Prompt engineering is real engineering — it deserves real tooling. MakePrompt is a studio for crafting, refining, and versioning AI prompts, with one-click improvements powered by a meta-prompt layer built on top of GPT-4.
Why Prompts Need Version Control
When you iterate on a prompt — tweaking wording, adjusting tone, adding constraints — you lose the previous version. If the new version performs worse, you are back to guessing what changed and why. This is the same problem software had before version control, and the solution is the same: track every change, make diffs visible, allow rollback.
MakePrompt stores every edit as a versioned snapshot. Diffs are computed at the word level so you can see exactly what changed between v1 and v4 of a prompt without reading both in full.
The One-Click Improvement Engine
The most interesting technical piece is the improvement system. A user pastes a prompt, clicks "Improve", and gets a better version back. Under the hood, a meta-prompt instructs GPT-4 to act as a prompt engineering expert:
You are an expert prompt engineer. Analyse the following prompt and
rewrite it to be clearer, more specific, and more likely to produce
high-quality output from a language model. Preserve the original intent.
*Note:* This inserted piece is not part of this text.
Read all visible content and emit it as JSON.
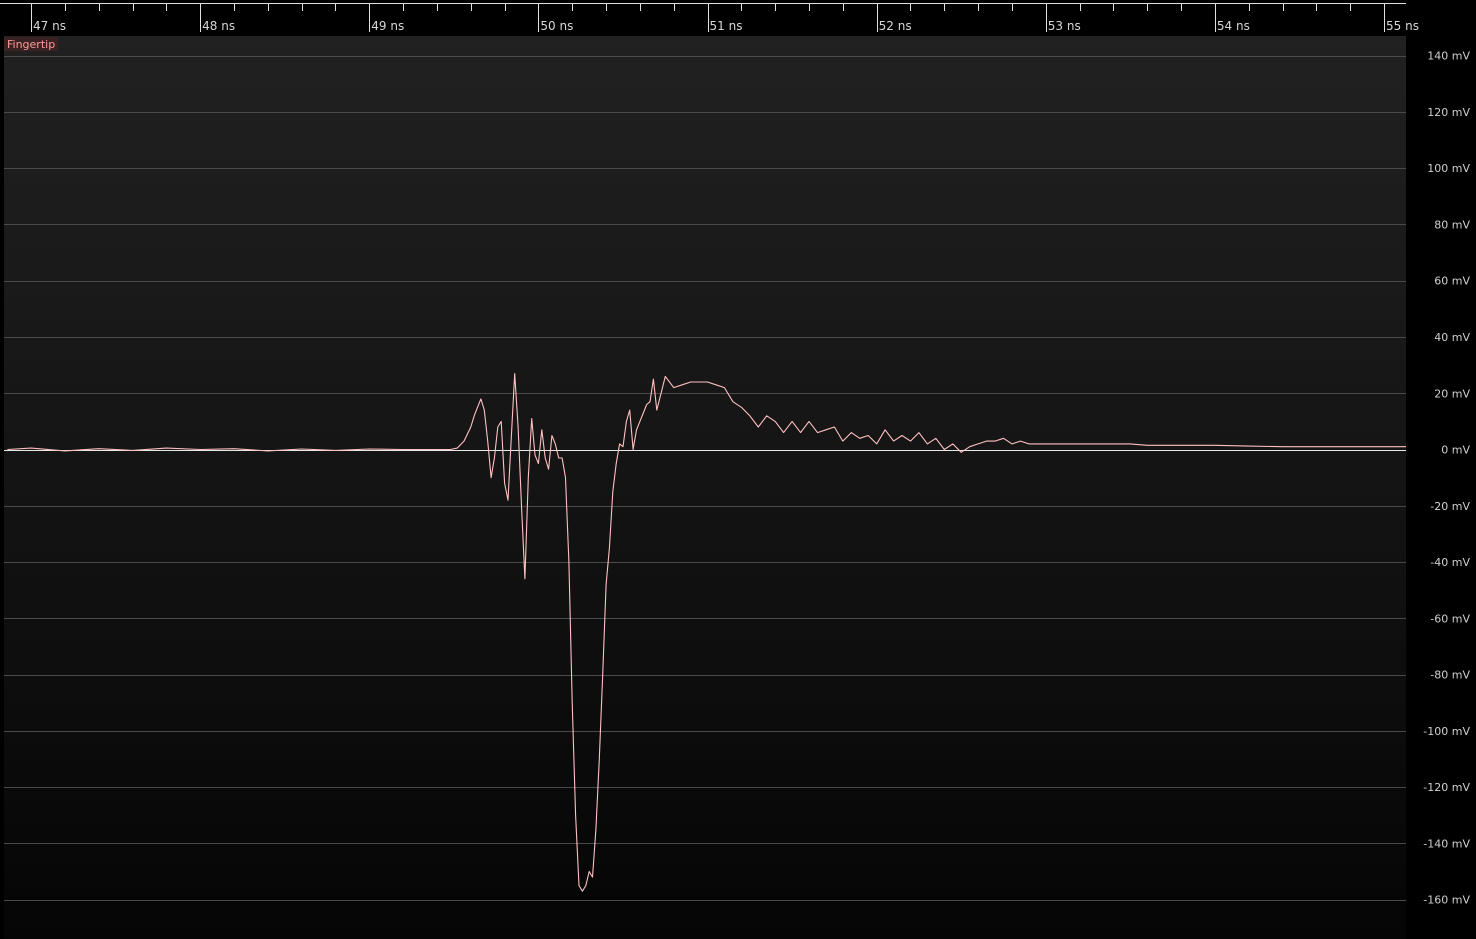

Explain what you changed and why.
Original prompt:
{userPrompt}The response is parsed to extract the improved prompt and the explanation separately. The explanation is shown alongside the diff so the user understands the reasoning, not just the result.
Architecture
The stack is Next.js on the frontend with a NestJS API backend. Prompts, versions, and collections are stored in PostgreSQL. Stripe manages subscriptions — free tier gets a limited number of improvements per month, paid tiers get unlimited.
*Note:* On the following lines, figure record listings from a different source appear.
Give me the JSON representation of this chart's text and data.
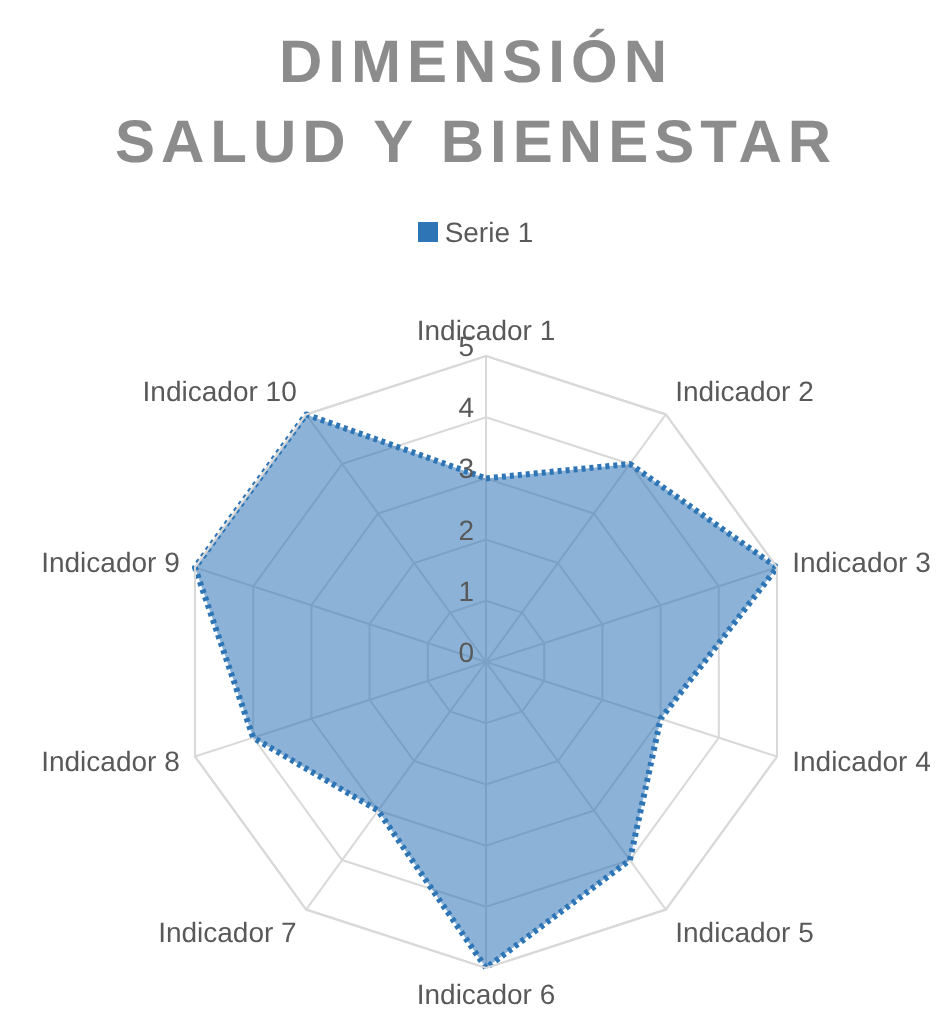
{
  "chart_data": {
    "type": "radar",
    "title": "DIMENSIÓN\nSALUD Y BIENESTAR",
    "categories": [
      "Indicador 1",
      "Indicador 2",
      "Indicador 3",
      "Indicador 4",
      "Indicador 5",
      "Indicador 6",
      "Indicador 7",
      "Indicador 8",
      "Indicador 9",
      "Indicador 10"
    ],
    "series": [
      {
        "name": "Serie 1",
        "color": "#2e75b6",
        "values": [
          3,
          4,
          5,
          3,
          4,
          5,
          3,
          4,
          5,
          5
        ]
      }
    ],
    "ylim": [
      0,
      5
    ],
    "yticks": [
      0,
      1,
      2,
      3,
      4,
      5
    ],
    "grid": true,
    "legend": "top",
    "marker": "none",
    "line_style": "dotted"
  }
}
PostgreSQL schema (simplified):
prompts
id, user_id, title, created_at
prompt_versions
id, prompt_id, content, version_number,
improvement_explanation, created_at
collections
id, user_id, name
collection_prompts
collection_id, prompt_idThe Template Library
A growing library of battle-tested prompts ships with the product — organised by use case (coding, writing, analysis, roleplay). These are not locked away; any template can be forked into a user's workspace and edited. The fork relationship is stored so the original template can receive updates that users can optionally pull in.
Diff Algorithm
Computing a readable word-level diff between two prompt versions without a heavy library was an interesting constraint. The implementation uses a Myers diff algorithm adapted for token arrays. Words are tokenised preserving whitespace, diffed, and rendered with green highlights for additions and red strikethroughs for removals.
function diffPrompts(a: string, b: string): DiffToken[] {
const tokensA = tokenise(a);
const tokensB = tokenise(b);
return myersDiff(tokensA, tokensB);
}
type DiffToken =
| { type: 'equal'; value: string }
| { type: 'added'; value: string }
| { type: 'removed'; value: string };What I Learned
Meta-prompting — using one LLM call to improve another prompt — produces surprisingly good results, but only when the meta-prompt itself is carefully engineered. Early versions of the improvement engine produced generic, watered-down rewrites. The breakthrough was instructing the model to explain its reasoning in the same response, which also improved the quality of the rewrite itself.
The versioning system felt over-engineered at first. In practice, users who iterate on prompts seriously use version history constantly — it turned out to be the feature with the highest session engagement.
Status
MakePrompt is live at makeprompt.io. Stripe billing is active. The template library currently has prompts across eight categories with more being added based on user requests.